The whole cruise universe, even besides the seasickness, is definitely not for me. There were political undertones there that sent every Liberal White Guilt gland in my entire body into overdrive. All the people staffing the ship were from developing nations, and so floridly solicitous that it made me feel sorry for them. It made me suspect they had been to some kind of terrifying Customer Satisfaction Re-Education Camp. I wanted to ask them, “if you do not please us, do they beat you? It’s okay, you can answer, I won’t tell them.” They made me want to write an HG Wells-type dystopia set on a cruise ship, where the crew are entirely subjugated by the fat, blank-faced passengers, but whenever one of the passengers becomes ill or weak, the crew eat him–or better yet, serve him as the chef’s special to the other passengers. Think about it: the confinement, the forced cheeriness, the strict hierarchy; it’s like a massive floating allegory. What a perfect setting for spine-tingling creepiness.
The awesome dog sledding experience, on the other hand, might prompt me to produce some Jack London-type stuff. If I somehow merge the two genres, Call of the Wild & Cruise Ship Dystopia, then I could give birth to a terrifying hybrid. But no. I will not taint the wonderfulness of the Great White North with the grubby queasy Royal Caribbean microcosm.

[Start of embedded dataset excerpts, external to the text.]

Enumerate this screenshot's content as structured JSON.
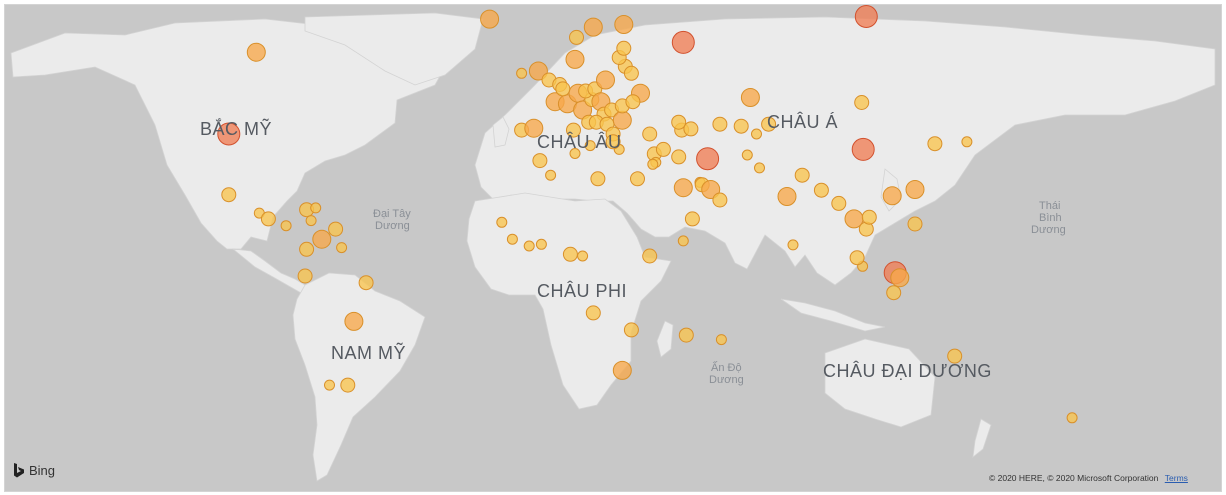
{
  "labels": {
    "north_america": "BẮC MỸ",
    "europe": "CHÂU ÂU",
    "asia": "CHÂU Á",
    "africa": "CHÂU PHI",
    "south_america": "NAM MỸ",
    "oceania": "CHÂU ĐẠI DƯƠNG",
    "atlantic_1": "Đại Tây",
    "atlantic_2": "Dương",
    "indian_1": "Ấn Độ",
    "indian_2": "Dương",
    "pacific_1": "Thái",
    "pacific_2": "Bình",
    "pacific_3": "Dương"
  },
  "branding": {
    "logo_text": "Bing"
  },
  "attribution": {
    "copyright": "© 2020 HERE, © 2020 Microsoft Corporation",
    "terms": "Terms"
  },
  "colors": {
    "ocean": "#c8c8c8",
    "land": "#ebebeb",
    "bubble_small": "#f9c44e",
    "bubble_mid": "#f7a84a",
    "bubble_large": "#f07d55",
    "bubble_stroke": "#d9902a"
  },
  "map_data": {
    "size_scale": "1 smallest - 5 largest",
    "points": [
      {
        "lon": -95.0,
        "lat": 58.0,
        "size": 3
      },
      {
        "lon": -104.0,
        "lat": 39.0,
        "size": 4
      },
      {
        "lon": -104.0,
        "lat": 22.5,
        "size": 2
      },
      {
        "lon": -94.0,
        "lat": 17.2,
        "size": 1
      },
      {
        "lon": -91.0,
        "lat": 15.5,
        "size": 2
      },
      {
        "lon": -85.2,
        "lat": 13.5,
        "size": 1
      },
      {
        "lon": -78.5,
        "lat": 18.2,
        "size": 2
      },
      {
        "lon": -75.5,
        "lat": 18.7,
        "size": 1
      },
      {
        "lon": -77.0,
        "lat": 15.0,
        "size": 1
      },
      {
        "lon": -73.5,
        "lat": 9.5,
        "size": 3
      },
      {
        "lon": -69.0,
        "lat": 12.5,
        "size": 2
      },
      {
        "lon": -67.0,
        "lat": 7.0,
        "size": 1
      },
      {
        "lon": -78.5,
        "lat": 6.5,
        "size": 2
      },
      {
        "lon": -79.0,
        "lat": -1.5,
        "size": 2
      },
      {
        "lon": -59.0,
        "lat": -3.5,
        "size": 2
      },
      {
        "lon": -63.0,
        "lat": -15.0,
        "size": 3
      },
      {
        "lon": -71.0,
        "lat": -33.0,
        "size": 1
      },
      {
        "lon": -65.0,
        "lat": -33.0,
        "size": 2
      },
      {
        "lon": -18.5,
        "lat": 64.5,
        "size": 3
      },
      {
        "lon": -8.0,
        "lat": 53.5,
        "size": 1
      },
      {
        "lon": -2.5,
        "lat": 54.0,
        "size": 3
      },
      {
        "lon": 1.0,
        "lat": 52.0,
        "size": 2
      },
      {
        "lon": 3.0,
        "lat": 47.0,
        "size": 3
      },
      {
        "lon": -8.0,
        "lat": 40.0,
        "size": 2
      },
      {
        "lon": -4.0,
        "lat": 40.5,
        "size": 3
      },
      {
        "lon": 7.0,
        "lat": 46.5,
        "size": 3
      },
      {
        "lon": 10.5,
        "lat": 49.0,
        "size": 3
      },
      {
        "lon": 4.5,
        "lat": 51.0,
        "size": 2
      },
      {
        "lon": 5.5,
        "lat": 50.0,
        "size": 2
      },
      {
        "lon": 9.5,
        "lat": 56.5,
        "size": 3
      },
      {
        "lon": 12.0,
        "lat": 45.0,
        "size": 3
      },
      {
        "lon": 14.0,
        "lat": 42.0,
        "size": 2
      },
      {
        "lon": 15.0,
        "lat": 47.5,
        "size": 2
      },
      {
        "lon": 13.0,
        "lat": 49.5,
        "size": 2
      },
      {
        "lon": 16.0,
        "lat": 50.0,
        "size": 2
      },
      {
        "lon": 18.0,
        "lat": 47.0,
        "size": 3
      },
      {
        "lon": 19.5,
        "lat": 52.0,
        "size": 3
      },
      {
        "lon": 19.0,
        "lat": 44.0,
        "size": 2
      },
      {
        "lon": 21.5,
        "lat": 45.0,
        "size": 2
      },
      {
        "lon": 16.5,
        "lat": 42.0,
        "size": 2
      },
      {
        "lon": 20.0,
        "lat": 41.5,
        "size": 2
      },
      {
        "lon": 25.0,
        "lat": 42.5,
        "size": 3
      },
      {
        "lon": 25.0,
        "lat": 46.0,
        "size": 2
      },
      {
        "lon": 22.0,
        "lat": 39.0,
        "size": 2
      },
      {
        "lon": 24.0,
        "lat": 35.0,
        "size": 1
      },
      {
        "lon": 14.5,
        "lat": 36.0,
        "size": 1
      },
      {
        "lon": 9.0,
        "lat": 40.0,
        "size": 2
      },
      {
        "lon": 26.0,
        "lat": 55.0,
        "size": 2
      },
      {
        "lon": 24.0,
        "lat": 56.9,
        "size": 2
      },
      {
        "lon": 25.5,
        "lat": 58.8,
        "size": 2
      },
      {
        "lon": 28.0,
        "lat": 53.5,
        "size": 2
      },
      {
        "lon": 31.0,
        "lat": 49.0,
        "size": 3
      },
      {
        "lon": 28.5,
        "lat": 47.0,
        "size": 2
      },
      {
        "lon": 15.5,
        "lat": 63.0,
        "size": 3
      },
      {
        "lon": 25.5,
        "lat": 63.5,
        "size": 3
      },
      {
        "lon": 10.0,
        "lat": 61.0,
        "size": 2
      },
      {
        "lon": 45.0,
        "lat": 60.0,
        "size": 4
      },
      {
        "lon": 105.0,
        "lat": 65.0,
        "size": 4
      },
      {
        "lon": 22.0,
        "lat": 37.0,
        "size": 2
      },
      {
        "lon": 34.0,
        "lat": 39.0,
        "size": 2
      },
      {
        "lon": 35.5,
        "lat": 33.8,
        "size": 2
      },
      {
        "lon": 44.5,
        "lat": 40.0,
        "size": 2
      },
      {
        "lon": 43.5,
        "lat": 42.0,
        "size": 2
      },
      {
        "lon": 47.5,
        "lat": 40.3,
        "size": 2
      },
      {
        "lon": 57.0,
        "lat": 41.5,
        "size": 2
      },
      {
        "lon": 67.0,
        "lat": 48.0,
        "size": 3
      },
      {
        "lon": 64.0,
        "lat": 41.0,
        "size": 2
      },
      {
        "lon": 73.0,
        "lat": 41.5,
        "size": 2
      },
      {
        "lon": 69.0,
        "lat": 39.0,
        "size": 1
      },
      {
        "lon": 66.0,
        "lat": 33.5,
        "size": 1
      },
      {
        "lon": 38.5,
        "lat": 35.0,
        "size": 2
      },
      {
        "lon": 43.5,
        "lat": 33.0,
        "size": 2
      },
      {
        "lon": 53.0,
        "lat": 32.5,
        "size": 4
      },
      {
        "lon": 36.0,
        "lat": 31.5,
        "size": 1
      },
      {
        "lon": 35.0,
        "lat": 31.0,
        "size": 1
      },
      {
        "lon": 45.0,
        "lat": 24.5,
        "size": 3
      },
      {
        "lon": 50.5,
        "lat": 26.0,
        "size": 1
      },
      {
        "lon": 51.2,
        "lat": 25.3,
        "size": 2
      },
      {
        "lon": 54.0,
        "lat": 24.0,
        "size": 3
      },
      {
        "lon": 57.0,
        "lat": 21.0,
        "size": 2
      },
      {
        "lon": 48.0,
        "lat": 15.5,
        "size": 2
      },
      {
        "lon": 70.0,
        "lat": 30.0,
        "size": 1
      },
      {
        "lon": 79.0,
        "lat": 22.0,
        "size": 3
      },
      {
        "lon": 81.0,
        "lat": 7.8,
        "size": 1
      },
      {
        "lon": 84.0,
        "lat": 28.0,
        "size": 2
      },
      {
        "lon": 90.3,
        "lat": 23.8,
        "size": 2
      },
      {
        "lon": 96.0,
        "lat": 20.0,
        "size": 2
      },
      {
        "lon": 101.0,
        "lat": 15.5,
        "size": 3
      },
      {
        "lon": 105.0,
        "lat": 12.5,
        "size": 2
      },
      {
        "lon": 106.0,
        "lat": 16.0,
        "size": 2
      },
      {
        "lon": 103.8,
        "lat": 1.4,
        "size": 1
      },
      {
        "lon": 102.0,
        "lat": 4.0,
        "size": 2
      },
      {
        "lon": 113.5,
        "lat": 22.2,
        "size": 3
      },
      {
        "lon": 121.0,
        "lat": 24.0,
        "size": 3
      },
      {
        "lon": 121.0,
        "lat": 14.0,
        "size": 2
      },
      {
        "lon": 114.5,
        "lat": -0.5,
        "size": 4
      },
      {
        "lon": 116.0,
        "lat": -2.0,
        "size": 3
      },
      {
        "lon": 114.0,
        "lat": -6.5,
        "size": 2
      },
      {
        "lon": 104.0,
        "lat": 35.0,
        "size": 4
      },
      {
        "lon": 103.5,
        "lat": 46.8,
        "size": 2
      },
      {
        "lon": 127.5,
        "lat": 36.5,
        "size": 2
      },
      {
        "lon": 138.0,
        "lat": 37.0,
        "size": 1
      },
      {
        "lon": 134.0,
        "lat": -25.0,
        "size": 2
      },
      {
        "lon": 172.5,
        "lat": -41.5,
        "size": 1
      },
      {
        "lon": -2.0,
        "lat": 32.0,
        "size": 2
      },
      {
        "lon": 1.5,
        "lat": 28.0,
        "size": 1
      },
      {
        "lon": 9.5,
        "lat": 33.9,
        "size": 1
      },
      {
        "lon": 17.0,
        "lat": 27.0,
        "size": 2
      },
      {
        "lon": 30.0,
        "lat": 27.0,
        "size": 2
      },
      {
        "lon": -14.5,
        "lat": 14.5,
        "size": 1
      },
      {
        "lon": -11.0,
        "lat": 9.5,
        "size": 1
      },
      {
        "lon": -5.5,
        "lat": 7.5,
        "size": 1
      },
      {
        "lon": -1.5,
        "lat": 8.0,
        "size": 1
      },
      {
        "lon": 8.0,
        "lat": 5.0,
        "size": 2
      },
      {
        "lon": 12.0,
        "lat": 4.5,
        "size": 1
      },
      {
        "lon": 34.0,
        "lat": 4.5,
        "size": 2
      },
      {
        "lon": 15.5,
        "lat": -12.5,
        "size": 2
      },
      {
        "lon": 28.0,
        "lat": -17.5,
        "size": 2
      },
      {
        "lon": 25.0,
        "lat": -29.0,
        "size": 3
      },
      {
        "lon": 46.0,
        "lat": -19.0,
        "size": 2
      },
      {
        "lon": 57.5,
        "lat": -20.3,
        "size": 1
      },
      {
        "lon": 45.0,
        "lat": 9.0,
        "size": 1
      }
    ]
  }
}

One thing that was worth it about my miserable time on the ship was seeing Hubbard Glacier. It was so gorgeous, and so many layered shades of blue–I’m so glad I got to see that before all the ice up there melts, courtesy of us humans. The ship pulls right up to it and lets the horn rip a few times, which, if you’re lucky, causes some pretty spectacular calvings, It certainly did this time; a section of ice that must have been the size of a ten-story building detached and collapsed so beautifully it took my breath away. Actually, it kind of looked like what desire feels like: the softening from growing heat, hairline cracks snaking their way through an entire structure just waiting to give, waiting for the right stimulus–something as slight as the vibration from a sound wave–to yield.